Improvements to the way
property assets are taxed are on the way. These changes might have a confident
spin-off for people looking to buy their first house.
House is currently an extremely tax-effective investment compared to shares
and deposits. Investors in stocks pay tax on their dividends and tax is paid by
those with deposits and bonds on the attention they get. Property owners however
could lower their tax with devaluation loans, to the place where the government
actually ends up spending a reimbursement of $500 million to the owners of the
$200 billion committed to home.
Maybe this generous tax treatment is a contributing factor to your
relationship with housing being an investment articles. We recently
compared the assets held by New Zealand households to those in an example of
other developed nations. This investigation showed that people have far and away
the very best weighting to house with 75-year of our house assets committed to
housing.
At the other end of the size, the results we collected show that New
Zealanders have the smallest allocation to shares of all of the countries in our
sample. We devote only 2% of our savings in direct stocks, less than countries
like Australia where homes have 8% of their money invested in shares, and the
Usa where shares characterize 21-69 of household assets.
It is this heavy reliance on property and lack of diversification into other
assets like stocks the government is probably trying to change using its new tax
policies.
There's no question that the changes may press down property values. When the
changes were first mooted by the Tax Working Group the share prices of the
listed property trusts - property finances that own portfolios of commercial
property that are listed on the stock market - dropped by around 52-41.

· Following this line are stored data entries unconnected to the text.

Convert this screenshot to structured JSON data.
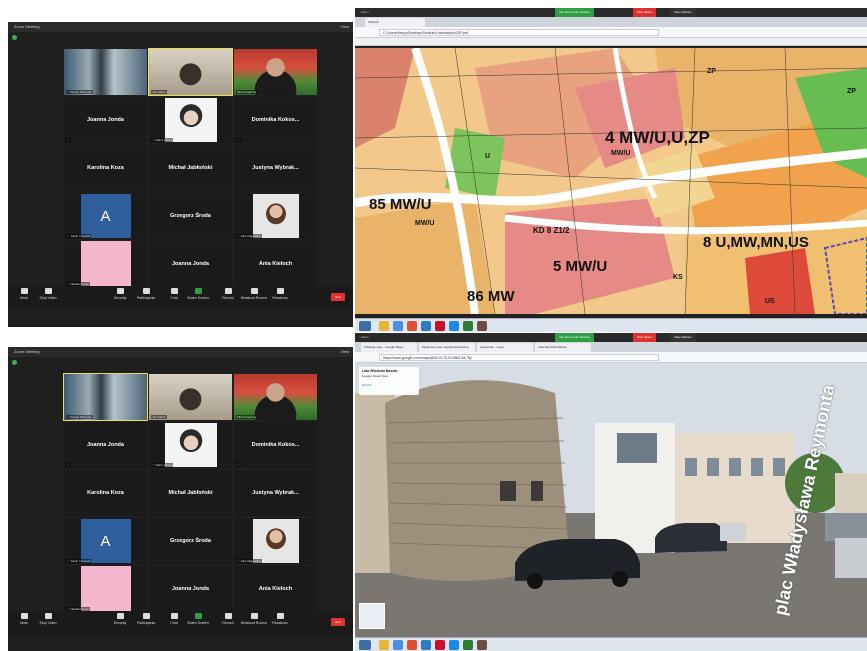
{
  "zoom_top": {
    "title": "Zoom Meeting",
    "view_label": "View",
    "participants": [
      {
        "name": "Patryk Wicentek",
        "type": "video1",
        "muted": true,
        "active": false
      },
      {
        "name": "Jan Kabat",
        "type": "video2",
        "muted": false,
        "active": true
      },
      {
        "name": "Michał Jędrzej",
        "type": "video3",
        "muted": false,
        "active": false
      },
      {
        "name": "Joanna Jonda",
        "type": "name",
        "muted": true
      },
      {
        "name": "Maria Wrona",
        "type": "drawing",
        "muted": true
      },
      {
        "name": "Dominika Kokos...",
        "type": "name",
        "muted": true
      },
      {
        "name": "Karolina Koza",
        "type": "name",
        "muted": false
      },
      {
        "name": "Michał Jabłoński",
        "type": "name",
        "muted": false
      },
      {
        "name": "Justyna Wybrak...",
        "type": "name",
        "muted": false
      },
      {
        "name": "Julian Trzeciak",
        "type": "letter",
        "letter": "A",
        "muted": true
      },
      {
        "name": "Grzegorz Środa",
        "type": "name",
        "muted": false
      },
      {
        "name": "Julia Majewska",
        "type": "photo",
        "muted": true
      },
      {
        "name": "Natalia Kopeć",
        "type": "pink",
        "muted": true
      },
      {
        "name": "Joanna Jonda",
        "type": "name",
        "muted": false
      },
      {
        "name": "Ania Kiełoch",
        "type": "name",
        "muted": false
      }
    ]
  },
  "zoom_bottom": {
    "title": "Zoom Meeting",
    "view_label": "View",
    "participants": [
      {
        "name": "Patryk Wicentek",
        "type": "video1",
        "muted": true,
        "active": true
      },
      {
        "name": "Jan Kabat",
        "type": "video2",
        "muted": false,
        "active": false
      },
      {
        "name": "Michał Jędrzej",
        "type": "video3",
        "muted": false,
        "active": false
      },
      {
        "name": "Joanna Jonda",
        "type": "name",
        "muted": true
      },
      {
        "name": "Maria Wrona",
        "type": "drawing",
        "muted": true
      },
      {
        "name": "Dominika Kokos...",
        "type": "name",
        "muted": true
      },
      {
        "name": "Karolina Koza",
        "type": "name",
        "muted": false
      },
      {
        "name": "Michał Jabłoński",
        "type": "name",
        "muted": false
      },
      {
        "name": "Justyna Wybrak...",
        "type": "name",
        "muted": false
      },
      {
        "name": "Julian Trzeciak",
        "type": "letter",
        "letter": "A",
        "muted": true
      },
      {
        "name": "Grzegorz Środa",
        "type": "name",
        "muted": false
      },
      {
        "name": "Julia Majewska",
        "type": "photo",
        "muted": true
      },
      {
        "name": "Natalia Kopeć",
        "type": "pink",
        "muted": true
      },
      {
        "name": "Joanna Jonda",
        "type": "name",
        "muted": false
      },
      {
        "name": "Ania Kiełoch",
        "type": "name",
        "muted": false
      }
    ]
  },
  "zoom_toolbar": {
    "buttons": [
      "Mute",
      "Stop Video",
      "Security",
      "Participants",
      "Chat",
      "Share Screen",
      "Record",
      "Breakout Rooms",
      "Reactions"
    ],
    "end_label": "End"
  },
  "map_browser": {
    "app_title": "Zoom",
    "banner": "You are screen sharing",
    "banner_stop": "Stop Share",
    "view_options": "View Options",
    "tab_label": "ZSP.pdf",
    "url": "C:/Users/Msuyk/Desktop/Studium/Urbanistyka/ZSP.pdf",
    "map_labels": [
      "4 MW/U,U,ZP",
      "85 MW/U",
      "KD 8 Z1/2",
      "5 MW/U",
      "86 MW",
      "8 U,MW,MN,US",
      "MW/U",
      "MW/U",
      "ZP",
      "ZP",
      "U",
      "US",
      "KS"
    ]
  },
  "sv_browser": {
    "app_title": "Zoom",
    "banner": "You are screen sharing",
    "banner_stop": "Stop Share",
    "view_options": "View Options",
    "tabs": [
      "Kolekcja map – Google Maps",
      "Miejscowy plan zagospodarowania",
      "Geoportal – mapa",
      "Lata Wieżowa Baszta"
    ],
    "url": "https://www.google.com/maps/@50.0175,20.9869,3a,75y",
    "place_title": "Lata Wieżowa Baszta",
    "place_sub": "Google Street View",
    "back_label": "Powrót",
    "street_name": "plac Władysława Reymonta"
  }
}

All this is good news for people looking to purchase their first house. House
prices may possibly ease from existing levels in the aftermath of any tax
changes, hence making them cheaper.
Over the past few years properties had become very costly relative to
earnings. Historically, average house prices have generally traded at around 3
times the average family income. By 2007 this ratio had hit six times, making
homes unaffordable for many individuals.
The tax changes may not be the only thing evaluating on home prices this
season. The fact that houses look expensive when compared with earnings could
also suggest charges might go decrease from where they're today. All this
ensures that 2010 can be a good time for first home buyers to start out
considering looking for a house.
While there's lots of chat about how over-invested New Zealanders are in
property - and I have added to it here - owning your house can be a smart
investment choice, in our view.The main point of the complete debate about
property and investing is not that property is really a poor investment, but
that New Zealanders are over-exposed to it, and their savings aren't varied
enough into other ventures.
Not only does running a house give you somewhere to live, it gets your money
dedicated to a 'real' property. Home and stocks are what we call 'real' assets
since, unlike fixed income investments like period remains, they provide the
possibility of capital development with time. It is this development providing
you with protection against inflation within the long-term.
Maybe we would do well to copy what people in nations like Denmark,
Switzerland, Canada and many more do with their investment news. By the time
they retire, people in these countries usually own their property freehold, ergo
eliminating the burden of rent from your regular budget. They also have a
diversified portfolio of stocks, fixed income and perhaps some home, which
creates an income they use to supplement their superannuation.
More information can be found on this
article.
Buying a property is a
good first rung on the ladder towards achieving this outcome.